Hypochlorous acid-activated two-photon fluorescent probe for evaluation of anticancer drug-induced cardiotoxicity and screening of antioxidant drugs

Abstract

While the widespread use of chemotherapy has greatly improved the survival rates of cancer patients, this has been accompanied by immense suffering derived from significant toxic side effects. Since the cardiotoxicity caused by anticancer drugs seriously affects the prognosis and life quality of cancer patients, it is crucial to monitor the early stage of cardiotoxicity and myocardial damage induced by chemotherapy drugs in a timely manner. However, the traditional diagnostic methods have several disadvantages, including lack of specificity and delayed detection. Herein we developed a lysosomal targeted two-photon fluorescent probe (THPIC) for the real-time tracking of endogenous HClO specifically. THPIC has been employed as an imaging and diagnostic tool to verify that the administration of different anticancer drugs could lead to the elevation of HClO at varying degrees in H9C2 cells and the corresponding heart tissue sections, which would be prevented by the pre-treatment of conventional antioxidant drugs.
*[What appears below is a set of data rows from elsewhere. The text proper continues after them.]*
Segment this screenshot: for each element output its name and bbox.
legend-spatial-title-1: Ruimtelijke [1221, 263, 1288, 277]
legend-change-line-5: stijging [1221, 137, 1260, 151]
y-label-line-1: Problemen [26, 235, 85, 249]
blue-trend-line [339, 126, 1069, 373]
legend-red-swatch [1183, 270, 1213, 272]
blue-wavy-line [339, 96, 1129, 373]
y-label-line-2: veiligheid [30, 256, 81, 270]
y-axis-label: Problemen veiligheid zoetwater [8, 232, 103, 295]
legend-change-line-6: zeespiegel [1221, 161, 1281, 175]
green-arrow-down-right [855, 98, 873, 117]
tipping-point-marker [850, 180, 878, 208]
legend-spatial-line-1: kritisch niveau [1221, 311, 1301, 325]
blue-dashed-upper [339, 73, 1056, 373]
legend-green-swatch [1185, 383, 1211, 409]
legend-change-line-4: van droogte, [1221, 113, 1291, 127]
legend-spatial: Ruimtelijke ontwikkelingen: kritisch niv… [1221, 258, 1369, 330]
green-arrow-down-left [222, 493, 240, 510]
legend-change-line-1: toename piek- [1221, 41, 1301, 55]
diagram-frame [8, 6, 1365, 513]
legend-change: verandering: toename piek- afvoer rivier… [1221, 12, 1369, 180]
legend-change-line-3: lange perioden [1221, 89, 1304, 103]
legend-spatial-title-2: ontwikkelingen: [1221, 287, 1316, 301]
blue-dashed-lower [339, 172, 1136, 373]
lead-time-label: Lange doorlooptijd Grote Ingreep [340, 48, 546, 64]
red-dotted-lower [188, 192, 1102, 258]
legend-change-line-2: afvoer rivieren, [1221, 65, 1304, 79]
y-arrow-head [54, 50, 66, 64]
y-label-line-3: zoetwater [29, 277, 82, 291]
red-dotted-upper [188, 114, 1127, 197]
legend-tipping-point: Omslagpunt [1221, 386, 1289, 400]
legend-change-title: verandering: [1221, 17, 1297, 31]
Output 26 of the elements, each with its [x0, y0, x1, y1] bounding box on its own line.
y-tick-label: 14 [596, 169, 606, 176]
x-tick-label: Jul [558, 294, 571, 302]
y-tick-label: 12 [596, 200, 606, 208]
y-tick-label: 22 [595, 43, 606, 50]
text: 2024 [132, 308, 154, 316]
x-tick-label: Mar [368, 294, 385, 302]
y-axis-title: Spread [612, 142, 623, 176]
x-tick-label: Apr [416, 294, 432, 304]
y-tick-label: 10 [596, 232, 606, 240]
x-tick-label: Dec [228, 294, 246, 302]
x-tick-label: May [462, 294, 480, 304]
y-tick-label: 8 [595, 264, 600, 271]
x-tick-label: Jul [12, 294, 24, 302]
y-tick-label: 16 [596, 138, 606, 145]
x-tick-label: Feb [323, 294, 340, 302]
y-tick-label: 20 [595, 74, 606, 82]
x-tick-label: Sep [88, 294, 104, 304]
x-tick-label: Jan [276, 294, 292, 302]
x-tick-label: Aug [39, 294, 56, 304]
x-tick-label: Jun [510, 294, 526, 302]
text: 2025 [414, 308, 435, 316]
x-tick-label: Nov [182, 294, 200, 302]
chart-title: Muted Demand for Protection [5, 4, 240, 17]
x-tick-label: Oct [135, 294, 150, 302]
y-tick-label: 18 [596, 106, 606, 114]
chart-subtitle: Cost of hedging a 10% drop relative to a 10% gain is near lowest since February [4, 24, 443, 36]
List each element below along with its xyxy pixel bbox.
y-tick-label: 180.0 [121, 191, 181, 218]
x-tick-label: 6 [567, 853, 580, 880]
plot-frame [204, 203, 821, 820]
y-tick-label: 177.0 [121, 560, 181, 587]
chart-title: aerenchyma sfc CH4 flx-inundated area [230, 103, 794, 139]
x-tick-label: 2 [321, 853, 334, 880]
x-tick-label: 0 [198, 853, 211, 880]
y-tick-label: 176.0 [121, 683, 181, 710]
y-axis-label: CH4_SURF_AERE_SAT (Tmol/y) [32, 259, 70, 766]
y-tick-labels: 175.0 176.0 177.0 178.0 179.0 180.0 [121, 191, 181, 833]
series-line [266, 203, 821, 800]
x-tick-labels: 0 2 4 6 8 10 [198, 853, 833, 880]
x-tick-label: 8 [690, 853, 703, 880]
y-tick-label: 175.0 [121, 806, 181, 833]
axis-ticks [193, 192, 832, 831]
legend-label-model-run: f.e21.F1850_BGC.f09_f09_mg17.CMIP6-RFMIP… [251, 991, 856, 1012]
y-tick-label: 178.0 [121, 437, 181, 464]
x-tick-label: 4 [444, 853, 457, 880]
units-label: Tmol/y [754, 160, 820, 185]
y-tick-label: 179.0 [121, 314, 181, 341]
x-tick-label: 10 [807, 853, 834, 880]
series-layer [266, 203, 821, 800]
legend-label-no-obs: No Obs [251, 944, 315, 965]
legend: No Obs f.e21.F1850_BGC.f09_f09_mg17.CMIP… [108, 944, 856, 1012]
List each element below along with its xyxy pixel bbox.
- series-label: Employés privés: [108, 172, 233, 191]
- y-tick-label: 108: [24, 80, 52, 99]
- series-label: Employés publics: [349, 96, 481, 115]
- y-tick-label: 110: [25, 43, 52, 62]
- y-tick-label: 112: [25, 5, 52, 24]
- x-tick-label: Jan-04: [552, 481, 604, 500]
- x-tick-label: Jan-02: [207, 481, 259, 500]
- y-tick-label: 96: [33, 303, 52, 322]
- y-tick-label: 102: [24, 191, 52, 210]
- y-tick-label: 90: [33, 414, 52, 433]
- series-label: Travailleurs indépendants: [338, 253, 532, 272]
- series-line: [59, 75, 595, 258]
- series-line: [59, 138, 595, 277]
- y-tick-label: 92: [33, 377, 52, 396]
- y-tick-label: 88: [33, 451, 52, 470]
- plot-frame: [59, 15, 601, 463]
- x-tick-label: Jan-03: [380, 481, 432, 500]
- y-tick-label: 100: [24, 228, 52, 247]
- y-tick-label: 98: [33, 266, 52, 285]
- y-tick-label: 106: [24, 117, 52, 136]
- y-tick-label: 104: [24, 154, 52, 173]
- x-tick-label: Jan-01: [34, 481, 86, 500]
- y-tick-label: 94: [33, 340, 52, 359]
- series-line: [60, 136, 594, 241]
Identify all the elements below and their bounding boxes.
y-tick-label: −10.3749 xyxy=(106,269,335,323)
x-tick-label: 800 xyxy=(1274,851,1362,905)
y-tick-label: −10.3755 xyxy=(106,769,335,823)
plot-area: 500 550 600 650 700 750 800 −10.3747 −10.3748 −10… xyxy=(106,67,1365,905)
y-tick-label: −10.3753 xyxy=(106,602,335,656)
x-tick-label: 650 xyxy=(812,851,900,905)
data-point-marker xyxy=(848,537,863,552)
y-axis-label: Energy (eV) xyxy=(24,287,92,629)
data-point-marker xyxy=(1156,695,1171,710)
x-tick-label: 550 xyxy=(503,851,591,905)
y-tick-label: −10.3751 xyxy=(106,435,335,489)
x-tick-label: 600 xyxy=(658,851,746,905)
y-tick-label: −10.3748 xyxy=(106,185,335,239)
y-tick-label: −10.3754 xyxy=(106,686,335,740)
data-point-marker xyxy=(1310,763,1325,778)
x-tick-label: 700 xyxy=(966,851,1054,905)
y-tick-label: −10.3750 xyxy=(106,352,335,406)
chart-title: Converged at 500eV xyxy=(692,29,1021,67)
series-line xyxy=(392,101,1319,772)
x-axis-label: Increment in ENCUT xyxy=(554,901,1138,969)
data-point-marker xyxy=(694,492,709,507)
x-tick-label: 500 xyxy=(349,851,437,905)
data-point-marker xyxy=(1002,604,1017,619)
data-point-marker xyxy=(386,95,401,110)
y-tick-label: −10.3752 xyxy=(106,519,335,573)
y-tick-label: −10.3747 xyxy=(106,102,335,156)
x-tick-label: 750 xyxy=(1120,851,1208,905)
Moreover, the results of H&E staining and western blot assay showed that the up-regulated HClO induced the activation of TNF-α through oxidative stress and then caused cardiotoxicity and myocardial injury. Antioxidant drugs canprotect the heart by depleting elevated ROS to maintain a normal redox balance in H9C2 cells. Therefore, HClO can be regarded as a biomarker for evaluating cardiotoxicity induced by anticancer drugs, and THPIC can be applied as a platform for screening drugs to prevent cardiotoxicity.